Beaucoup de Français sont peureux de ce qui est différent, de
tout ce qu’ils ne connaissent pas. Trop enfermés dans leurs acquis,
nombreux sont ceux qui ont du mal à dépasser leurs a priori. «
Pour faire évoluer les mentalités, il y a énormément
de travail à faire », souffle t-elle.
Pour beaucoup, la société française est bloquée
: on est mis dans des cases et si on ne correspond pas à la norme définie
par la société, sur des critères tels que la beauté
physique, l’intelligence intellectuelle, on est mis à l’écart.
« On y arrive à force de volonté, de persévérance,
mais il faut se battre, insiste Delphine Lassailly. Parfois, c’est fatiguant
de se demander comment les gens vont réagir en face de nous ! ».

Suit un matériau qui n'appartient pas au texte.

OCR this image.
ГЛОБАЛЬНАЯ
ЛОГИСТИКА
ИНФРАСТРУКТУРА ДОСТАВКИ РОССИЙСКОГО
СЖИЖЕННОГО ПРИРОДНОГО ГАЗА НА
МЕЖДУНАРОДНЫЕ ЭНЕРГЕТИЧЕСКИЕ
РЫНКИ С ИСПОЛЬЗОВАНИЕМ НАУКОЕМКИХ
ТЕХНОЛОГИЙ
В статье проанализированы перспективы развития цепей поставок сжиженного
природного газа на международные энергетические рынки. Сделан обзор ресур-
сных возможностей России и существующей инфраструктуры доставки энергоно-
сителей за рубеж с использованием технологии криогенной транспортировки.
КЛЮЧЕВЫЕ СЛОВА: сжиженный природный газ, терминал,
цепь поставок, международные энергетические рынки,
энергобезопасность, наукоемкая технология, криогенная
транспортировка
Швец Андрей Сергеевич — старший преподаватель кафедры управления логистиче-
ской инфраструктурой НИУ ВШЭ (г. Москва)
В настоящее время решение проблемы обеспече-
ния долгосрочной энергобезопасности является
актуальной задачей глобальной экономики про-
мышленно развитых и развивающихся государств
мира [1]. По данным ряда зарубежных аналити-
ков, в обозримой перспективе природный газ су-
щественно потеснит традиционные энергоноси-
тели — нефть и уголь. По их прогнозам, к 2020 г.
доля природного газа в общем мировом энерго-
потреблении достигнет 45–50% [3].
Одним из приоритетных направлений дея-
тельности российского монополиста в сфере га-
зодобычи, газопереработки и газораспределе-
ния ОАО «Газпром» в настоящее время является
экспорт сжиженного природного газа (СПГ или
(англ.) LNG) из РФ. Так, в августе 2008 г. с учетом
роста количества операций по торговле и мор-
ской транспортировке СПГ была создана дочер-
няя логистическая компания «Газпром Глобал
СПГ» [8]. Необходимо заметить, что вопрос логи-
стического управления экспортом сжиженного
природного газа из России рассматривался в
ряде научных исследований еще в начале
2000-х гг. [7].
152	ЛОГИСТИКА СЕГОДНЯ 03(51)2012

Etre le plus décontracté possible, dépasser la tension
de départ, le premier regard, la première approche. En Angleterre
c’est totalement différent. « Ma sœur jumelle est professeur
d’anglais, poursuit-elle. Ses entretiens d’embauche en France n’ont
tourné que sur son handicap. En Angleterre, ses entretiens d’embauche
n’ont tourné que sur ces compétences. Aux Etats-Unis, les
regards que l’on croise sont bienveillants. Il est frappant de constater
dans les parcs nationaux américains tous les aménagements réalisés
pour permettre aux fauteuils de circuler facilement. Les Français devraient
peut-être se déplacer plus souvent hors de leurs frontières
: les voyages sont formateurs à tous les âges.